Gusül mutlak su denilen nehir, pınar, kuyu, deniz, kaynak ve yağmur
suları ile yapılır. Saç, sakal, bıyık ve kaşların yıkanıp diplerine suyun ulaş
ması, kadınların örgülü olmayan saçlarını yıkamaları ve saç diplerine suyun
ulaşması gerekir. Örgülü saçın çözülmesi şart olmayıp sadece diplerine suyun
ulaştırılması yeterli olur. Hanbelîler hayız ve nifas sebebiyle gusül için
örgünün çözülüp saçın yıkanmasını gerekli görür. Gusül esnasında, bedendeki
yara üzerinde sargı varsa bakılır; şayet yıkama yara için zararlı olmayacaksa
sargı çözülüp yıkanır, değilse sargı üzerine meshedilir. İlmihal türü
kitaplarda yer alan, boy abdesti alan kimsenin vücudunda iğnenin deliği
kadar kuru yer kalmaması tavsiyesi gerçek mânada değil, vücudun su ile
iyice yıkanması gerektiği şeklinde anlaşılmalıdır. Diş dolgusu ve kaplama,
ayrıca deri üzerinde olup suyun deriyle temasını önleyen ve izâlesinde de
güçlük bulunan boya ve benzeri maddeler, yukarıda da açıklandığı üzere
gusle mani değildir. Bu sebeple vücudun maddî temizliğini imkân ölçüsünde
ve sabun kullanarak yaptıktan sonra deri üzerinde kalıp suyun deriye ulaşmasına
mani olan boya, hamur gibi maddeler guslün sıhhatine engel olmaz.
Diş dolgu ve kaplaması da böyledir.
C) GUSLÜN SÜNNETLERİ ve ÂDÂBI
Bu ibadeti oluşturan fiillerden hangilerinin farz veya vâcip, hangilerinin
sünnet ve âdâb olduğu konusunda fakihlerin görüş ayrılığına düşmesinin
sebebi, Hz. Peygamber'in sahâbeye ibadetleri, hangi alt fiilin farz veya adâb,
emredilmiş veya tavsiye edilmiş olduğu açıklama ve ayırımını yapmaksızın
bütün halinde uygulayarak ve fiilen örnek olarak göstermiş, sahâbenin de
ibadetleri Hz. Peygamber'den gördüğü ve öğrendiği şekilde yapmaya çalışmış
olmasıdır. Daha sonraki dönemde fakihler bu rivayet ve bilgileri inceleyip
hangi fiilin o ibadetin ana unsuru, hangilerinin de tavsiye edilen fiiller
olduğunu belirlemeye çalışmışlardır. Bu durum, bir ibadetin farz ve sünnetleri
konusunda fakihlerin farklı sonuçlara varmasını kaçınılmaz kılmıştır.

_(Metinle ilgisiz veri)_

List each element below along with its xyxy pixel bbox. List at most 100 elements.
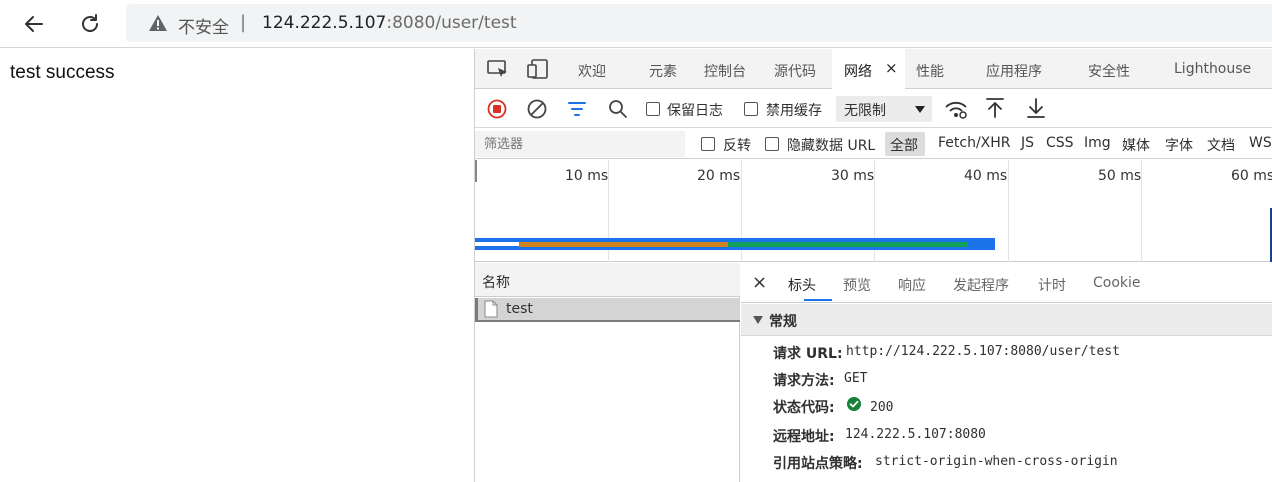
tab-network-close[interactable]: ×: [885, 59, 898, 77]
devtools-panel: 欢迎 元素 控制台 源代码 网络 × 性能 应用程序 安全性 Lighthous…: [475, 49, 1272, 482]
import-har-icon[interactable]: [985, 97, 1005, 119]
filter-input[interactable]: [475, 131, 685, 157]
tab-network-label: 网络: [844, 64, 872, 80]
request-method-key: 请求方法:: [773, 373, 835, 389]
tick-label-60ms: 60 ms: [1231, 168, 1272, 184]
url-host: 124.222.5.107: [262, 13, 387, 33]
throttling-select[interactable]: 无限制: [836, 96, 932, 122]
triangle-down-icon: [753, 316, 763, 324]
active-tab-indicator: [804, 299, 832, 301]
status-ok-icon: [847, 397, 861, 411]
inspect-element-icon[interactable]: [487, 59, 509, 79]
address-bar[interactable]: 不安全 | 124.222.5.107:8080/user/test: [126, 4, 1272, 42]
type-filter-img[interactable]: Img: [1084, 135, 1111, 151]
search-icon[interactable]: [608, 99, 628, 119]
disable-cache-checkbox[interactable]: [744, 102, 758, 116]
referrer-policy-key: 引用站点策略:: [773, 456, 863, 472]
request-method-value: GET: [844, 371, 868, 386]
request-url-key: 请求 URL:: [773, 346, 843, 362]
request-row[interactable]: test: [475, 298, 740, 322]
tab-console[interactable]: 控制台: [704, 61, 746, 81]
preserve-log-label: 保留日志: [667, 103, 723, 119]
general-section-header[interactable]: 常规: [741, 304, 1272, 336]
tab-headers[interactable]: 标头: [788, 275, 816, 295]
general-section-title: 常规: [769, 314, 797, 330]
type-filter-all[interactable]: 全部: [885, 132, 925, 156]
request-url-value: http://124.222.5.107:8080/user/test: [846, 344, 1120, 359]
name-column-header: 名称: [482, 275, 510, 291]
hide-data-urls-checkbox[interactable]: [765, 137, 779, 151]
request-list: 名称 test: [475, 263, 740, 482]
waterfall-wait-segment: [519, 242, 728, 247]
reload-button[interactable]: [76, 10, 104, 38]
tab-application[interactable]: 应用程序: [986, 61, 1042, 81]
tab-security[interactable]: 安全性: [1088, 61, 1130, 81]
tick-label-10ms: 10 ms: [565, 168, 609, 184]
security-label[interactable]: 不安全: [178, 13, 229, 38]
throttling-value: 无限制: [844, 103, 886, 119]
preserve-log-checkbox[interactable]: [646, 102, 660, 116]
status-code-key: 状态代码:: [773, 400, 835, 416]
remote-address-value: 124.222.5.107:8080: [845, 427, 986, 442]
overview-start-marker: [475, 160, 477, 182]
page-viewport: test success: [0, 49, 475, 482]
status-code-value: 200: [870, 400, 894, 415]
request-detail-panel: × 标头 预览 响应 发起程序 计时 Cookie 常规 请求 URL: htt…: [741, 263, 1272, 482]
tab-welcome[interactable]: 欢迎: [578, 61, 606, 81]
network-conditions-icon[interactable]: [944, 99, 968, 119]
tab-initiator[interactable]: 发起程序: [953, 275, 1009, 295]
devtools-tab-bar: 欢迎 元素 控制台 源代码 网络 × 性能 应用程序 安全性 Lighthous…: [475, 49, 1272, 89]
request-name: test: [506, 301, 533, 317]
waterfall-queue-segment: [475, 242, 519, 246]
waterfall-download-segment: [728, 242, 968, 247]
type-filter-media[interactable]: 媒体: [1122, 135, 1150, 155]
device-toolbar-icon[interactable]: [527, 59, 549, 79]
detail-tab-bar: × 标头 预览 响应 发起程序 计时 Cookie: [741, 263, 1272, 303]
tab-timing[interactable]: 计时: [1038, 275, 1066, 295]
tab-elements[interactable]: 元素: [649, 61, 677, 81]
document-icon: [484, 300, 498, 318]
hide-data-urls-label: 隐藏数据 URL: [787, 138, 876, 154]
address-url[interactable]: 124.222.5.107:8080/user/test: [262, 13, 517, 33]
tick-label-40ms: 40 ms: [964, 168, 1008, 184]
tab-sources[interactable]: 源代码: [774, 61, 816, 81]
refresh-icon: [82, 14, 98, 32]
tab-cookies[interactable]: Cookie: [1093, 275, 1141, 291]
remote-address-key: 远程地址:: [773, 429, 835, 445]
clear-icon[interactable]: [527, 99, 547, 119]
tab-performance[interactable]: 性能: [916, 61, 944, 81]
record-stop-icon[interactable]: [487, 99, 507, 119]
tick-label-30ms: 30 ms: [831, 168, 875, 184]
caret-down-icon: [915, 106, 925, 113]
address-separator: |: [240, 12, 247, 33]
type-filter-fetch-xhr[interactable]: Fetch/XHR: [938, 135, 1011, 151]
tab-network[interactable]: 网络 ×: [832, 49, 905, 89]
tab-preview[interactable]: 预览: [843, 275, 871, 295]
type-filter-css[interactable]: CSS: [1046, 135, 1074, 151]
type-filter-font[interactable]: 字体: [1165, 135, 1193, 155]
filter-icon[interactable]: [567, 100, 587, 118]
overview-gridline: [1008, 160, 1009, 262]
type-filter-all-label: 全部: [890, 138, 918, 154]
request-list-header[interactable]: 名称: [475, 263, 740, 297]
detail-close-button[interactable]: ×: [752, 272, 767, 293]
tick-label-50ms: 50 ms: [1098, 168, 1142, 184]
browser-toolbar: 不安全 | 124.222.5.107:8080/user/test: [0, 0, 1272, 48]
arrow-left-icon: [25, 16, 43, 32]
type-filter-doc[interactable]: 文档: [1207, 135, 1235, 155]
tab-lighthouse[interactable]: Lighthouse: [1174, 61, 1251, 77]
disable-cache-label: 禁用缓存: [766, 103, 822, 119]
invert-label: 反转: [723, 138, 751, 154]
tab-response[interactable]: 响应: [898, 275, 926, 295]
type-filter-ws[interactable]: WS: [1249, 135, 1272, 151]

Böyle olunca ibadetlerin ifası, bir mezhebin belirlediği farz çizgisinin altına
düşmediği müddetçe kişiyi prensip olarak sorumluluktan kurtarırsa da, madem
ki ibadetler Allah'ın rızâsını kazanmak, ona kulluğumuzu ve bağlılığımızı
en iyi şekilde arzetmek için yapılır, o halde ibadetlerin mümkün olduğu
ölçüde bütün farz, sünnet ve âdâbıyla yapılması gerekir.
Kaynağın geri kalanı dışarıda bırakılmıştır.